Since then we are receiving redolog corruption on our databases whenever we do heavy load :
ORA-16038: log 2 sequence# 125 cannot be archived
ORA-00354: corrupt redo log block header
ORA-00312: online log 2 thread 1: '+DATA/TST/ONLINELOG/group_2.324.1079171683'
ORA-00312: online log 2 thread 1: '+DATA/TST/ONLINELOG/group_2.323.1079171685'

After some debugging and rolling back changes we were able to pinpoint the problem to the kernel+ASM combination. On every other kernel version we tried, we couldn’t reproduce the corruption, it only occured on this particular version.

The specs of our system are :

  • Standard DS13 v2 (8 vcpus, 56 GiB memory)
  • Linux (oracle 7.9) – kernel 5.4.17-2102.202.5
  • ASM 19c ( not using asmlib or afd )
  • RDBMS 19c

We have tried a lot of things to see if they are related to the problem, but all these were having the same corruption :

  • Changed size of disks in azure/ASM
  • Removed any sort of caching in Azure portal on the ASM disks
  • set caching in azure portal to read-only
  • Upgraded ASM and Database version
  • Created a new database
  • Created 4096 sector size diskgroups instead of 512 as the disks are 4096 physical size and 512 logical size.

The only thing that solves the problem is to :

  • Downgrade UEK kernel
  • Use Redhat Compatible kernel ( RHCK )
  • Place the redologs on filesystem instead of ASM
  • Update 09/08/2021 – see below – create 4K redo log files

So it’s a combination of ASM, kernel and azure that is causing the corruption.
This is currently still being investigated by oracle and azure.

ps. This issue looks alot like a past issue with the redhat kernel which was solved in 2019. https://access.redhat.com/solutions/3114361

Update 09/08/2021

It seems the kernel + ASM combo has problems with the emulated mode of the Azure disks.

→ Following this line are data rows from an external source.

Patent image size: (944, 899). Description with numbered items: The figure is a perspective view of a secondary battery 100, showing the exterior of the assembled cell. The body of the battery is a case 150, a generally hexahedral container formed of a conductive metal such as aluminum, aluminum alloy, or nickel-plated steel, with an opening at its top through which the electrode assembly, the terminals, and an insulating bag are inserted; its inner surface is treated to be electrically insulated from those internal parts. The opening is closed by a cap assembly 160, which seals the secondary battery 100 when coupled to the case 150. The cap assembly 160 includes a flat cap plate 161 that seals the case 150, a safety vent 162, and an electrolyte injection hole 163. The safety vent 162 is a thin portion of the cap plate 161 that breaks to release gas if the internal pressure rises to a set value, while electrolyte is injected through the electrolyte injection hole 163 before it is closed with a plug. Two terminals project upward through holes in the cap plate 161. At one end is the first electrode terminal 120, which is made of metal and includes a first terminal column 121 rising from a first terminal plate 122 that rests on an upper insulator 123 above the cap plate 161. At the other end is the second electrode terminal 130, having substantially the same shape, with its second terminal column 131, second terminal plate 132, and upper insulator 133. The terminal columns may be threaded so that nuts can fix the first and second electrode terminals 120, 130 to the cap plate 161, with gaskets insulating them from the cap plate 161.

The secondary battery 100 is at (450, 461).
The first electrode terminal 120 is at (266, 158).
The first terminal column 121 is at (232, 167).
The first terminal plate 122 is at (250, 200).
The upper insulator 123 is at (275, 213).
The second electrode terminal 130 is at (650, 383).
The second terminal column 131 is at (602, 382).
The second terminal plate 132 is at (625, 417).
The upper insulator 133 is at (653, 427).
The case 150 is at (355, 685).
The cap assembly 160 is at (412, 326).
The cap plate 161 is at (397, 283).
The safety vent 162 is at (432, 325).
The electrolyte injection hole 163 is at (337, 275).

Azure uses advanced format for its disks which means they all have a physical sector size of 4K but for backwards compatibility emulated mode is used, which means the physical sector is split in 8 logical sectors of 512.

every sector that then gets read or written has to do it for the whole physical block and not just the logical block. For most database files thats not an issue as the blocksize is a multiple of 4K anyway. But for the redologs this can cause a lof of extra IO.

The solution for this is to create the logfiles in 4K sector size, this is possible since 11.2 but seldom used.

  • Allow 4K sector size even if the underlying OS emulates 512k Logical sector size
    SQL> ALTER SYSTEM SET "_DISK_SECTOR_SIZE_OVERRIDE"=TRUE;
  • Create 2 new logfiles in 4K sector size ( drop the others after switching over to it )
    SQL> ALTER DATABASE ADD LOGFILE GROUP 3 ('+DATA','+DATA') SIZE 200M BLOCKSIZE 4096;
    SQL> ALTER DATABASE ADD LOGFILE GROUP 4 ('+DATA','+DATA') SIZE 200M BLOCKSIZE 4096;

Once we have done this, corruption no longer occurs. So I’ll add it to the list of fixes for the issue.
It still is an Oracle issue though as older kernels and Redhat kernels have no problem with it.

Update 27/08/2021

Problem Seems to be Solved in the latest UEKR6 kernel. ( 5.4.17-2102.204.4.4 )